The objective of this project is to develop a shape-based image analysis system, which allows classification and identification of holographic images of marine particles and plankton recorded by an underwater digital holographic camera. In order to achieve this goal, the first step is to extract shape regions of objects from images and to describe the regions by polygonal boundaries. After extraction of the polygonal boundary curve of an object, affine-invariant curve normalisation is implemented on the curve to reduce the influence of object shape deformations on object identification and classification. Six numeric features are then selected to describe shape properties of an object. Before these six shape features are used as a numeric interpretation of an object for image analysis, some processing of them is necessary, consisting of selecting the number of items in each feature and rescaling the selected feature vectors.

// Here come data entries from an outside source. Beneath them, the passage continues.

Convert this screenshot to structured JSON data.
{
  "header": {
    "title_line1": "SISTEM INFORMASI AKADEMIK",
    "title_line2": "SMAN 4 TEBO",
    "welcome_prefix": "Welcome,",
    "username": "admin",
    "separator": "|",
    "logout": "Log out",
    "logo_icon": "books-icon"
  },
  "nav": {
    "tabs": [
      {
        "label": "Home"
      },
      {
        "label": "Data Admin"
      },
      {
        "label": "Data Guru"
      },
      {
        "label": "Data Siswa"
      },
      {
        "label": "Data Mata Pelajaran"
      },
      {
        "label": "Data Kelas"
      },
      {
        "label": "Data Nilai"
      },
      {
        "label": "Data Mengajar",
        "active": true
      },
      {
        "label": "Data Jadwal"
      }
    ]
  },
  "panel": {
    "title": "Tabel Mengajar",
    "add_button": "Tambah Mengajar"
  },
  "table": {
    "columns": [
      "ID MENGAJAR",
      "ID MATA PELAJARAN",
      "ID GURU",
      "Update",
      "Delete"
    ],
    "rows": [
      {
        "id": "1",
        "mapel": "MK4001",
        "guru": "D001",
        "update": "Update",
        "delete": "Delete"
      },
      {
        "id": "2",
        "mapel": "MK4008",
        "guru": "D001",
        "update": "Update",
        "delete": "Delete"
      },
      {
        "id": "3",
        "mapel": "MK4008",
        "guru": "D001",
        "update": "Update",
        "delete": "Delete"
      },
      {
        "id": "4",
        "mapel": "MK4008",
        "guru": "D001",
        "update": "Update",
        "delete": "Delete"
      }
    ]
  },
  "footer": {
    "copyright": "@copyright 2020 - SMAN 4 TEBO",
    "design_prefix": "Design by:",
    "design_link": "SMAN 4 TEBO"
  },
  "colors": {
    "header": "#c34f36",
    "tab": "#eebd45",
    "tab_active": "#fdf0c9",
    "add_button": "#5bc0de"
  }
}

Afterwards, Gaussian rescaling is adopted to rescale the feature data. Lastly, a shape-based image classification and identification system is built. The system contains two components: semi-automatic image classification (imCLASS) and automatic image identification (imIDENT). In imCLASS, an image retrieval method based on the support vector machine with a feedback mechanism has been developed. The function of imCLASS is to classify given images into different folders with the corresponding labels from the user. These labelled folders can be used to train the artificial neural network in imIDENT. A set of analyses of effects of the proposed methods in the process chain on image analysis are carried out. The whole performance of the system for classifying and identifying marine particles and plankton is also evaluated in terms of the time-cost and accuracy performance. In the end, some main conclusions are listed. The areas of weakness of the system are also highlighted for future work.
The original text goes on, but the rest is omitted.